Bug 12459 - Share 'IPC$' has wide links and unix extensions enabled.
Summary: Share 'IPC$' has wide links and unix extensions enabled.
Status: RESOLVED WORKSFORME
Alias: None
Product: Samba 4.1 and newer
Classification: Unclassified
Component: File services (show other bugs)
Version: 4.4.7
Hardware: x64 Solaris
: P5 normal (vote)
Target Milestone: ---
Assignee: Samba QA Contact
QA Contact: Samba QA Contact
URL:
Keywords:
Depends on:
Blocks:
 
Reported: 2016-12-02 17:04 UTC by Tom Schulz
Modified: 2020-10-03 00:27 UTC (History)
1 user (show)

See Also:


Attachments

Note You need to log in before you can comment on or make changes to this bug.
Description Tom Schulz 2016-12-02 17:04:20 UTC
We are running Samba 4.4.7 on a Solaris 10 i386 box. I have been seeing the
following warnings for some time despite having 'unix extensions = no' in our
smb.conf file and having no share named IPC$.

[2016/11/29 10:15:18.204486,  0] ../source3/param/loadparm.c:4402(widelinks_warning)
  Share 'IPC$' has wide links and unix extensions enabled. These parameters are incompatible. Wide links will be disabled for this share.

I have been assuming that these messages were harmless, but yesterday a user who
uses such symbolic links had a problem with them not working. I found the log
for her machine filling up with these messages. After rebooting her Windows 7 PC
the links started working and the log messages stopped. I am thinking that after
the reboot she got a new smb process to serve her PC.I have added 
'allow insecure wide links = yes' to our smb.conf file in the hope that this
will prevent problems in the future.

Following is our smb.conf file with most of the shares removed but including
the share that was being used when the problem happened.

[global]
max protocol = NT1
   workgroup = adi
   server string =
   client ldap sasl wrapping = plain
   require strong key = no
   client ntlmv2 auth = no
   client signing = auto
   winbind sealed pipes = no
   security = domain
   load printers = no
   printcap name = /etc/printers.samba
   printing = sysv
  guest account = nobody2
   log file = /opt/local/samba4/var/logs/%h/log.%m
   max log size = 150
   password server = starfish2
   passdb backend = tdbsam
   socket options = TCP_NODELAY 
   dns proxy = no 
dos filemode = yes
delete readonly = yes
name resolve order = bcast host
host msdfs = yes
msdfs root = yes
unix extensions = no
wide links = yes
lock directory = /var/samba/locks/%h
pid directory = /var/samba/locks/%h
include = /opt/local/samba4/etc/smb.conf.%h
netbios aliases = crayfish
#
#============================ Share Definitions ==============================

[users]
   comment = User Directories
   path = /home/users
   browseable = yes
   writable = yes
;   inherit acls = yes
   inherit permissions = yes
;   guest ok = yes

She has a network drive mapped to:
\\server\users\her-name
Comment 1 Tom Schulz 2016-12-27 19:22:13 UTC
'allow insecure wide links = yes' does not eliminate the problem.

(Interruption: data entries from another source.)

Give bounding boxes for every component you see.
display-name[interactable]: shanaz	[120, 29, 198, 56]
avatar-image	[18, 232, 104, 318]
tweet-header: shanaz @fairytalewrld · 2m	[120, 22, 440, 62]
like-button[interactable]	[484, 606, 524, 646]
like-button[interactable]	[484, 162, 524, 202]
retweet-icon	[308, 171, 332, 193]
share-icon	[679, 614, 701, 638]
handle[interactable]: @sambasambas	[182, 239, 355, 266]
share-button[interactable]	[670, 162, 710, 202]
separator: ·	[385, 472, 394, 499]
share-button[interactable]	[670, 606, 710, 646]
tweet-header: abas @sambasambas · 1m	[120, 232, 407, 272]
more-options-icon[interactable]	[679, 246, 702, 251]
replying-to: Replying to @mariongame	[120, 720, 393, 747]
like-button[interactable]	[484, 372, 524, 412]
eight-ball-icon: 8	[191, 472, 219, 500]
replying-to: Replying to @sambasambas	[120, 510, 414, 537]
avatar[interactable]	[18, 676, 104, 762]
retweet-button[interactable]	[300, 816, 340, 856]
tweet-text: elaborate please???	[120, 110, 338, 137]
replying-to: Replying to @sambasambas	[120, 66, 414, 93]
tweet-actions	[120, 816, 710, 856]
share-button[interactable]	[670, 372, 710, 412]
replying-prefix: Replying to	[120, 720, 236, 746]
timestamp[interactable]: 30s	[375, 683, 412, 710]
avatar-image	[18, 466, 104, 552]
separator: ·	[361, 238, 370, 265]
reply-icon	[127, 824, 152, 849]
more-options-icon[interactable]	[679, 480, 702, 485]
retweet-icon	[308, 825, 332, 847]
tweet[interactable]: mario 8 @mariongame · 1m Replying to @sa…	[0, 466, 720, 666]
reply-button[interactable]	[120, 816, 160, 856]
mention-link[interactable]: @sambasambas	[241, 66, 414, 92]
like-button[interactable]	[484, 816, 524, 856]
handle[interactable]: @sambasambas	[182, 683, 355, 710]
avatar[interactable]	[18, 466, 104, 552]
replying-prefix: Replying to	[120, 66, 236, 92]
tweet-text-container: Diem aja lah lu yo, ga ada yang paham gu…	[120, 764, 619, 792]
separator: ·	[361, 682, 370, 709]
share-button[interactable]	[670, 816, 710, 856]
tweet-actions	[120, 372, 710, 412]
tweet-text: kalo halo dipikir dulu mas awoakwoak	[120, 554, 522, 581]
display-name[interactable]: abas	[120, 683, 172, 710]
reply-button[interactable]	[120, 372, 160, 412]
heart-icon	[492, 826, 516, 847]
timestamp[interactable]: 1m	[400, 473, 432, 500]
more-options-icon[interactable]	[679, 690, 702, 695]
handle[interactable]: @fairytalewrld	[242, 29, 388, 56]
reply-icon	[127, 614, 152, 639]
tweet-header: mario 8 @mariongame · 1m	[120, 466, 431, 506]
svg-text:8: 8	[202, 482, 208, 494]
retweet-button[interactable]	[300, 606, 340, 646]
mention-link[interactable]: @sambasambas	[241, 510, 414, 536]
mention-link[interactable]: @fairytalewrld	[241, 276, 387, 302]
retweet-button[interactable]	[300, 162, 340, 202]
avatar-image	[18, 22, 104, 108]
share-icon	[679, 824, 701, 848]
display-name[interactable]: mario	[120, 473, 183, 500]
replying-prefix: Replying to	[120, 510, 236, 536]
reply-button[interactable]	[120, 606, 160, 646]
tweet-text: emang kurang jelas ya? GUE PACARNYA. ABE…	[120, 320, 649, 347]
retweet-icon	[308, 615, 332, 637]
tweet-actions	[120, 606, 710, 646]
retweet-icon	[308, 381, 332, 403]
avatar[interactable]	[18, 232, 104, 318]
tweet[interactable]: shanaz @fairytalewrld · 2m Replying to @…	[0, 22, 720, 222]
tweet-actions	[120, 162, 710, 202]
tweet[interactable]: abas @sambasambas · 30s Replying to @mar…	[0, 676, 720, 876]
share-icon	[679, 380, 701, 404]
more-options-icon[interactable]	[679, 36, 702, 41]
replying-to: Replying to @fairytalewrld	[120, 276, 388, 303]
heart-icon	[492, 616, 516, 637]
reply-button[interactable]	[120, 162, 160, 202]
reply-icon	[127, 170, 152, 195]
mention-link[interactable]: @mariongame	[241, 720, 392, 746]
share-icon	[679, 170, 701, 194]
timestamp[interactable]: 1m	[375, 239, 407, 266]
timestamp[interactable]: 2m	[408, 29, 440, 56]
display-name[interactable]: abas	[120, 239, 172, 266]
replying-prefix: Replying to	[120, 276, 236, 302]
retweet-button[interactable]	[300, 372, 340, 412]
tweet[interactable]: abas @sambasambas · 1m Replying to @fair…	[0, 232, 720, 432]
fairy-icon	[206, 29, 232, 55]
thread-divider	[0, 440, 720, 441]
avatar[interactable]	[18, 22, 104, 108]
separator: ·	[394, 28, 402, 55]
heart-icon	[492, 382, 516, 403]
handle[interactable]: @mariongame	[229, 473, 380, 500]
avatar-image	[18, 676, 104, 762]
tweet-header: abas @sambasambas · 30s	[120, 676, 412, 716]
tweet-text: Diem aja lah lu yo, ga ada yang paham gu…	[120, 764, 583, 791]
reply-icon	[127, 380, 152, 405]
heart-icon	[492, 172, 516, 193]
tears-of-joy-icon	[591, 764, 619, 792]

As noted on the users mailing list, I can map a network drive to a share named IPC$ on our main server which has 'security=domain' specified. Another server which uses 'security=ads' does not offer such a share. I am going to try switching over to 'security=ads' on this server and see what happens.
Comment 2 Tom Schulz 2017-02-06 19:58:28 UTC
> As noted on the users mailing list, I can map a network drive to
> a share named IPC$ on our main server which has 'security=domain'
> specified. Another server which uses 'security=ads' does not offer
> such a share. I am going to try switching over to 'security=ads'
> on this server and see what happens.

I turns out that 'security=domain' versus 'security=ads' is not what determines if share IPC$ exists. If  'max protocol = NT1' is specified then share IPC$ exists. If I comment out 'max protocol = NT1' and then restart Samba and also reboot the client PC then share IPC$ can not be mapped.Unfortunately we have to run our main server with 'max protocol = NT1' so I can't find out if removing it would eliminate the errors.
Comment 3 Björn Jacke 2020-10-03 00:27:40 UTC
I don't see such a problem here, please check with 4.13 again if the problem that you see persists. If you still see the issue, please file a new bug report with a slightly more compact problem  description.